Remix.run Logo
greatgib 4 hours ago

All what was expected, first they do a huge campaign to out evil scrapers. We should use their service to ensure your website block LLMs and bots to come scraping them. Look how bad it is.

And once that is well setup, and they have their walled garden, then they can present their own API to scrape websites. All well done to be used by your LLM. But as you know, they are the gate keeper so that the Mafia boss decide what will be the "intermediary" fee that is proper for itself to let you do what you were doing without intermediary before.

shadowfiend 3 hours ago | parent [-]

No: https://developers.cloudflare.com/browser-rendering/rest-api...

greatgib 2 hours ago | parent | next [-]

That is funny because on this page there is a warning block with the following text:

   Refer to Will Browser Rendering bypass Cloudflare's Bot Protection? for instructions on creating a WAF skip rule.
And "Will Browser Rendering bypass Cloudflare's Bot Protection? " is a hash link to the FAQ page, that surprisingly doesn't anything available for this link entry.

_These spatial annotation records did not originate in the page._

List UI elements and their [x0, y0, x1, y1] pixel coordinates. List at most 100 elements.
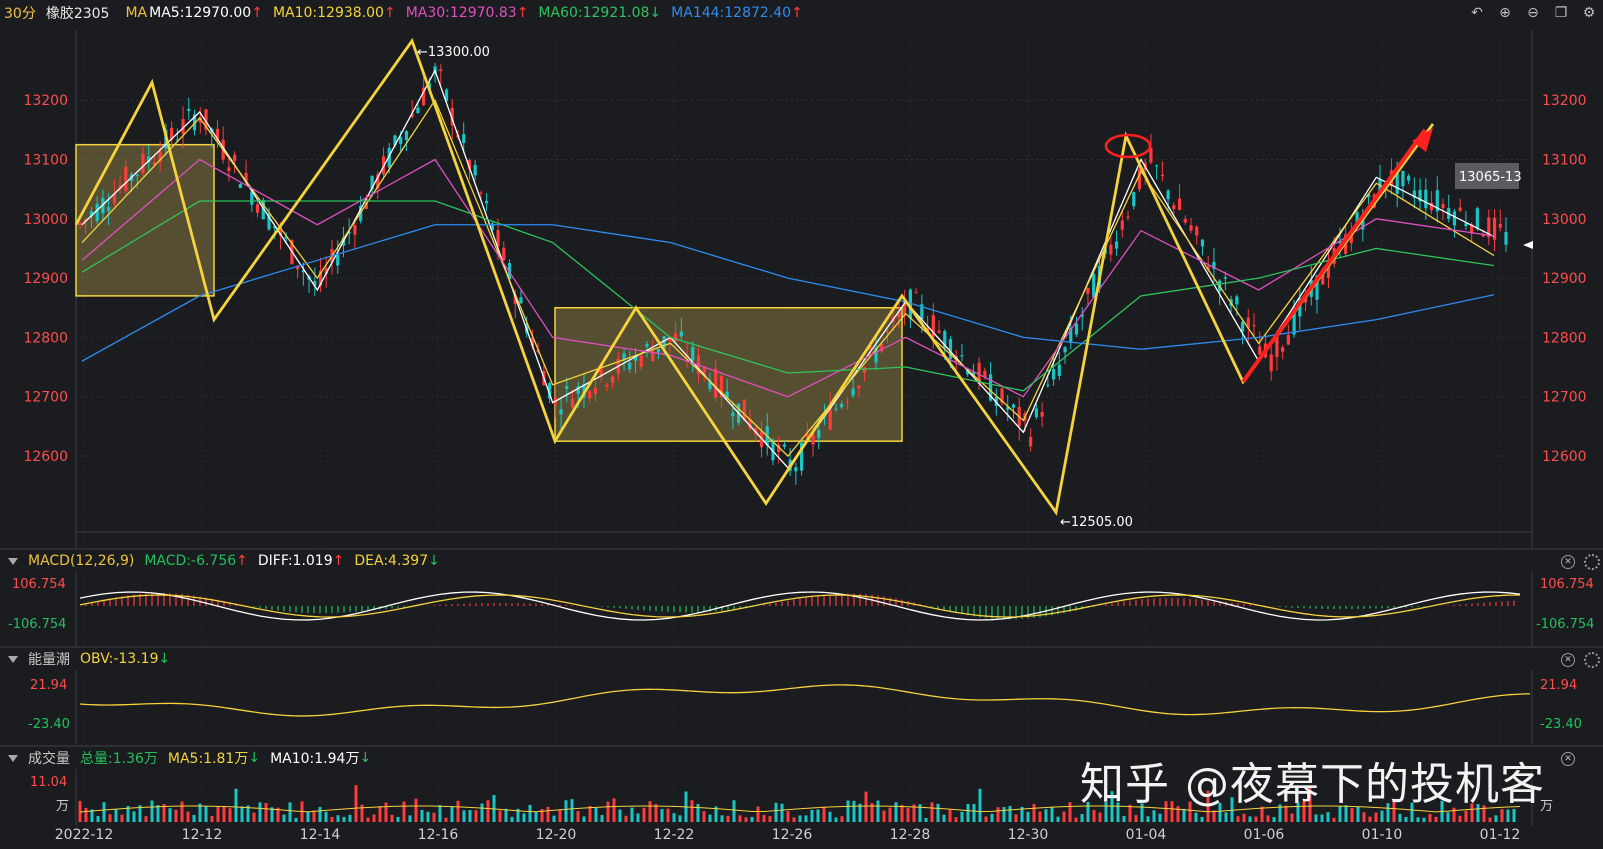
volume-bar [1290, 813, 1294, 822]
candle-body [1240, 321, 1245, 332]
volume-bar [624, 815, 628, 822]
volume-bar [960, 811, 964, 822]
zoom-out-icon[interactable]: ⊖ [1524, 4, 1542, 22]
undo-icon[interactable]: ↶ [1468, 4, 1486, 22]
time-tick: 01-06 [1244, 827, 1285, 843]
time-tick: 12-26 [772, 827, 813, 843]
candle-body [605, 384, 609, 387]
volume-bar [132, 811, 136, 822]
volume-bar [318, 807, 322, 822]
volume-bar [1314, 814, 1318, 822]
volume-bar [510, 816, 514, 822]
candle-body [1223, 277, 1227, 279]
volume-bar [942, 814, 946, 822]
obv-collapse-icon[interactable] [8, 655, 18, 663]
candle-body [473, 164, 477, 176]
volume-bar [144, 816, 148, 822]
volume-collapse-icon[interactable] [8, 754, 18, 762]
volume-bar [864, 791, 868, 822]
candle-body [840, 403, 844, 408]
period-label[interactable]: 30分 [4, 3, 36, 23]
volume-bar [780, 803, 784, 822]
chart-svg: 12600 12600 12700 12700 12800 12800 12900 12900… [8, 30, 1594, 843]
candle-body [1114, 241, 1119, 249]
macd-top-right: 106.754 [1540, 577, 1594, 592]
volume-bar [1404, 816, 1408, 822]
candle-body [1252, 325, 1256, 327]
volume-bar [1002, 806, 1006, 822]
volume-bar [294, 817, 298, 822]
candle-body [416, 107, 420, 114]
volume-close-icon[interactable]: ✕ [1561, 752, 1575, 766]
volume-bar [1032, 803, 1036, 822]
candle-body [1286, 334, 1290, 345]
macd-settings-icon[interactable] [1584, 554, 1600, 570]
candle-body [565, 386, 569, 389]
candle-body [227, 167, 231, 172]
macd-close-icon[interactable]: ✕ [1561, 555, 1575, 569]
candle-body [336, 254, 340, 266]
obv-line [79, 684, 1531, 717]
zoom-in-icon[interactable]: ⊕ [1496, 4, 1514, 22]
candle-body [845, 401, 850, 403]
volume-total: 总量:1.36万 [80, 751, 158, 767]
candle-body [1498, 223, 1502, 228]
candle-body [1126, 216, 1130, 218]
candle-body [559, 409, 563, 415]
candle-body [124, 166, 128, 192]
right-price-tick: 13100 [1542, 153, 1587, 169]
volume-bar [708, 814, 712, 822]
volume-bar [174, 809, 178, 822]
volume-bar [1062, 811, 1066, 822]
volume-bar [882, 810, 886, 822]
volume-bar [426, 811, 430, 822]
window-icon[interactable]: ❐ [1552, 4, 1570, 22]
volume-bar [342, 816, 346, 822]
volume-bar [192, 814, 196, 822]
volume-bar [1014, 814, 1018, 822]
volume-bar [402, 801, 406, 822]
volume-bar [1008, 805, 1012, 822]
volume-bar [1242, 813, 1246, 822]
volume-bar [738, 815, 742, 822]
left-price-tick: 12600 [23, 449, 68, 465]
volume-bar [690, 800, 694, 822]
candle-body [1063, 347, 1067, 353]
volume-bar [282, 814, 286, 822]
ma144-up-arrow-icon: ↑ [791, 5, 803, 21]
candle-body [1029, 436, 1033, 447]
candle-body [714, 368, 718, 398]
volume-bar [1398, 813, 1402, 822]
volume-bar [720, 815, 724, 822]
settings-gear-icon[interactable]: ⚙ [1580, 4, 1598, 22]
volume-bar [762, 814, 766, 822]
ma60-down-arrow-icon: ↓ [649, 5, 662, 21]
volume-bar [576, 811, 580, 822]
volume-bar [1098, 812, 1102, 822]
ma30-up-arrow-icon: ↑ [516, 5, 529, 21]
time-tick: 2022-12 [55, 827, 114, 843]
right-price-tick: 12800 [1542, 330, 1587, 346]
candle-body [1401, 170, 1405, 187]
volume-bar [1368, 816, 1372, 822]
volume-bar [1056, 816, 1060, 822]
volume-bar [372, 814, 376, 822]
obv-bottom-left: -23.40 [28, 717, 70, 732]
volume-bar [660, 809, 664, 822]
obv-close-icon[interactable]: ✕ [1561, 653, 1575, 667]
candle-body [141, 153, 145, 173]
candle-body [691, 346, 695, 361]
volume-bar [564, 800, 568, 822]
volume-bar [948, 809, 952, 822]
obv-settings-icon[interactable] [1584, 652, 1600, 668]
volume-bar [732, 800, 736, 822]
candle-body [1160, 174, 1164, 177]
symbol-label[interactable]: 橡胶2305 [46, 3, 110, 23]
volume-bar [546, 806, 550, 822]
macd-collapse-icon[interactable] [8, 557, 18, 565]
candle-body [1057, 364, 1061, 376]
volume-bar [642, 807, 646, 822]
candle-body [233, 154, 237, 161]
volume-bar [606, 801, 610, 822]
volume-bar [1446, 812, 1450, 822]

Is it because it was removed (/hidden) or because it is not yet available until everyone forget the "we are no evil, we are here to protect the internet"?

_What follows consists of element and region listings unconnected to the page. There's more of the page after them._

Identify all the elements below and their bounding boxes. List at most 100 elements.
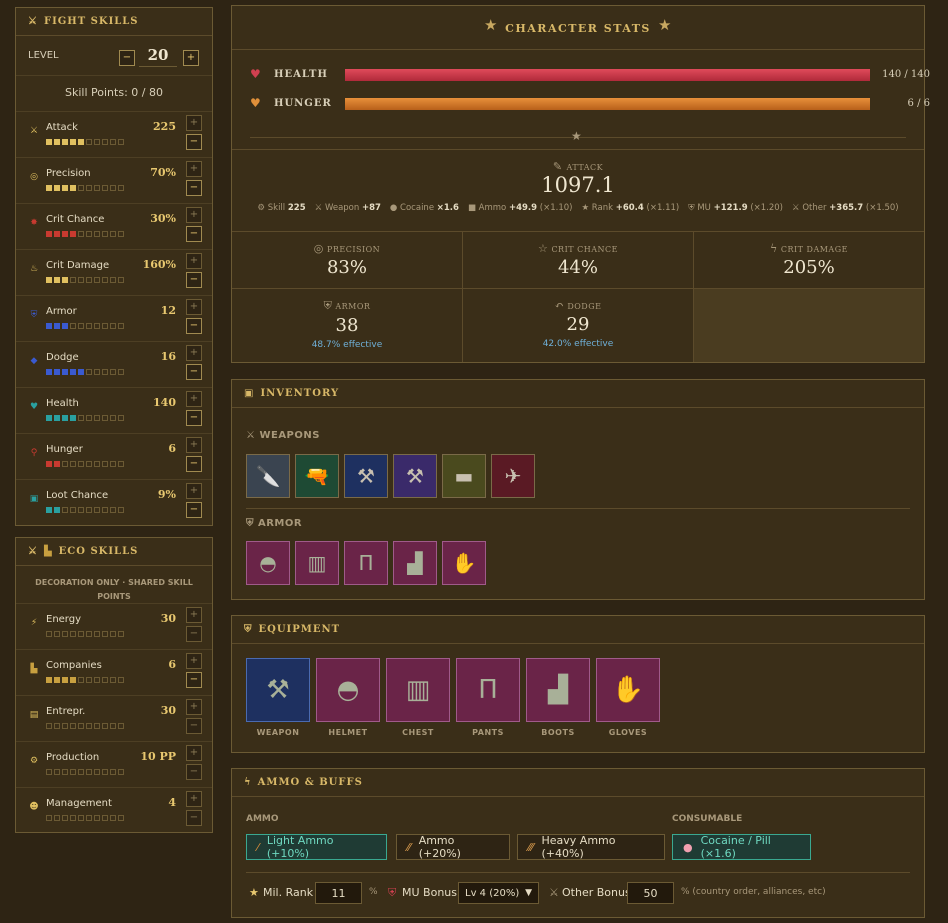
skill-decrease-button[interactable]: −	[186, 226, 202, 242]
stats-header: ★ CHARACTER STATS ★	[232, 6, 924, 50]
equipment-slot-pants[interactable]: Π	[456, 658, 520, 722]
skill-level-dot	[46, 631, 52, 637]
skill-level-dot	[110, 461, 116, 467]
weapon-slot[interactable]: 🔫	[295, 454, 339, 498]
level-decrease-button[interactable]: −	[119, 50, 135, 66]
skill-decrease-button[interactable]: −	[186, 134, 202, 150]
equipment-slot-gloves[interactable]: ✋	[596, 658, 660, 722]
skill-decrease-button[interactable]: −	[186, 318, 202, 334]
skill-level-dot	[46, 461, 52, 467]
skill-decrease-button[interactable]: −	[186, 718, 202, 734]
attack-label-row: ✎ ATTACK	[232, 160, 924, 173]
drumstick-icon: ⚲	[30, 448, 38, 458]
star-icon: ★	[581, 203, 590, 213]
skill-name: Health	[46, 398, 79, 409]
skill-value: 6	[168, 442, 176, 455]
dodge-label: DODGE	[567, 302, 602, 311]
skill-increase-button[interactable]: +	[186, 391, 202, 407]
armor-slot[interactable]: ▟	[393, 541, 437, 585]
cocaine-pill-button[interactable]: ● Cocaine / Pill (×1.6)	[672, 834, 811, 860]
equipment-slot-helmet[interactable]: ◓	[316, 658, 380, 722]
light-ammo-button[interactable]: ⁄ Light Ammo (+10%)	[246, 834, 387, 860]
skill-increase-button[interactable]: +	[186, 115, 202, 131]
equipment-slot-label: BOOTS	[541, 728, 575, 737]
mu-bonus-select[interactable]: Lv 4 (20%) ▼	[458, 882, 539, 904]
skill-level-dots	[46, 415, 124, 421]
weapon-slot[interactable]: ▬	[442, 454, 486, 498]
crit-chance-cell: ☆ CRIT CHANCE 44%	[463, 231, 694, 288]
skill-decrease-button[interactable]: −	[186, 364, 202, 380]
skill-increase-button[interactable]: +	[186, 791, 202, 807]
mil-rank-input[interactable]: 11	[315, 882, 362, 904]
armor-slot[interactable]: ◓	[246, 541, 290, 585]
skill-level-dot	[54, 631, 60, 637]
light-ammo-label: Light Ammo (+10%)	[266, 834, 334, 860]
skill-level-dot	[70, 677, 76, 683]
eco-skills-header: ⚔ ▙ ECO SKILLS	[16, 538, 212, 566]
skill-increase-button[interactable]: +	[186, 653, 202, 669]
precision-label-row: ◎ PRECISION	[232, 242, 462, 255]
skill-level-dot	[78, 461, 84, 467]
equipment-slot-chest[interactable]: ▥	[386, 658, 450, 722]
skill-level-dot	[86, 631, 92, 637]
skill-decrease-button[interactable]: −	[186, 410, 202, 426]
heavy-ammo-button[interactable]: ⁄⁄⁄ Heavy Ammo (+40%)	[517, 834, 665, 860]
skill-level-dot	[54, 231, 60, 237]
skill-level-dot	[46, 139, 52, 145]
skill-increase-button[interactable]: +	[186, 699, 202, 715]
skill-decrease-button[interactable]: −	[186, 502, 202, 518]
level-increase-button[interactable]: +	[183, 50, 199, 66]
attack-label: ATTACK	[566, 163, 604, 172]
skill-level-dot	[78, 723, 84, 729]
skill-increase-button[interactable]: +	[186, 345, 202, 361]
skill-row-hunger: ⚲ Hunger 6 + −	[16, 433, 212, 479]
skill-level-dot	[102, 461, 108, 467]
skill-row-companies: ▙ Companies 6 + −	[16, 649, 212, 695]
breakdown-value: ×1.6	[436, 203, 459, 213]
armor-slot[interactable]: Π	[344, 541, 388, 585]
weapon-slot[interactable]: 🔪	[246, 454, 290, 498]
skill-decrease-button[interactable]: −	[186, 672, 202, 688]
skill-decrease-button[interactable]: −	[186, 764, 202, 780]
weapon-slot[interactable]: ⚒	[344, 454, 388, 498]
armor-slot[interactable]: ✋	[442, 541, 486, 585]
ammo-button[interactable]: ⁄⁄ Ammo (+20%)	[396, 834, 510, 860]
equipment-slot-weapon[interactable]: ⚒	[246, 658, 310, 722]
skill-increase-button[interactable]: +	[186, 607, 202, 623]
skill-increase-button[interactable]: +	[186, 745, 202, 761]
skill-level-dot	[118, 277, 124, 283]
weapon-slot[interactable]: ⚒	[393, 454, 437, 498]
equipment-slot-boots[interactable]: ▟	[526, 658, 590, 722]
skill-increase-button[interactable]: +	[186, 437, 202, 453]
ammo-label: Ammo (+20%)	[418, 834, 461, 860]
vest-icon: ▥	[307, 551, 327, 575]
other-bonus-input[interactable]: 50	[627, 882, 674, 904]
skill-increase-button[interactable]: +	[186, 207, 202, 223]
skill-increase-button[interactable]: +	[186, 253, 202, 269]
skill-decrease-button[interactable]: −	[186, 626, 202, 642]
skill-increase-button[interactable]: +	[186, 299, 202, 315]
weapons-label: WEAPONS	[259, 430, 320, 441]
inventory-title: INVENTORY	[260, 388, 340, 399]
breakdown-value: +365.7	[829, 203, 864, 213]
divider	[246, 508, 910, 509]
skill-level-dot	[110, 677, 116, 683]
skill-row-precision: ◎ Precision 70% + −	[16, 157, 212, 203]
skill-level-dot	[94, 185, 100, 191]
skill-decrease-button[interactable]: −	[186, 456, 202, 472]
swords-icon: ⚔	[549, 886, 559, 899]
skill-name: Energy	[46, 614, 82, 625]
skill-level-dot	[86, 461, 92, 467]
skill-points: Skill Points: 0 / 80	[65, 86, 163, 99]
ammo-buffs-panel: ϟ AMMO & BUFFS AMMO CONSUMABLE ⁄ Light Am…	[231, 768, 925, 918]
level-value[interactable]: 20	[139, 46, 177, 67]
weapon-slot[interactable]: ✈	[491, 454, 535, 498]
skill-decrease-button[interactable]: −	[186, 180, 202, 196]
skill-decrease-button[interactable]: −	[186, 810, 202, 826]
armor-slot[interactable]: ▥	[295, 541, 339, 585]
skill-decrease-button[interactable]: −	[186, 272, 202, 288]
level-row: LEVEL − 20 +	[16, 36, 212, 76]
skill-increase-button[interactable]: +	[186, 483, 202, 499]
breakdown-label: Weapon	[324, 203, 360, 213]
skill-increase-button[interactable]: +	[186, 161, 202, 177]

x0x0 3 hours ago | parent | prev [-]

most websites, particularly those behind cloudflare, are very restrictive even to crawlers that obey robots. Proof: a ton of my time over the last year, and my crawlers very carefully obey robots.

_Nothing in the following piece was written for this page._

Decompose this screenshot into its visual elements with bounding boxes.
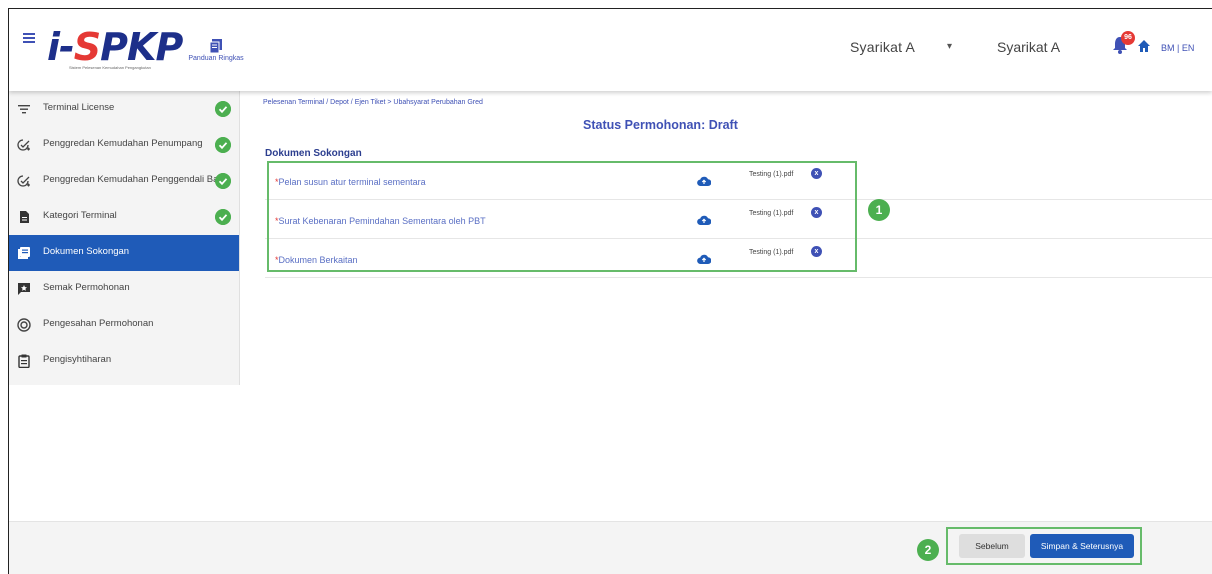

It's hard to see how this isn't extorting folks by offering a working solution that, oh, cloudflare doesn't block. As long as you pay Cloudflare.

Perhaps I'm overly cynical, but I'd be quite surprised if cloudflare subjected their own headless browsing to the same rules the rest of the internet gets.

gruez 3 hours ago | parent [-]

>most websites, particularly those behind cloudflare, are very restrictive even to crawlers that obey robots. Proof: a ton of my time over the last year, and my crawlers very carefully obey robots.

The docs are pretty equivocal though:

>If you use Cloudflare products that control or restrict bot traffic such as Bot Management, Web Application Firewall (WAF), or Turnstile, the same rules will apply to the Browser Rendering crawler.

It's not just robots.txt. Most (all?) restrictions that apply to outside bots apply to cloudflare's bot as well, at least that's what they're claiming. If they're being this explicit about it, I'm willing to give them the benefit of the doubt until there's evidence to the contrary, rather than being a cynic and assuming the worst.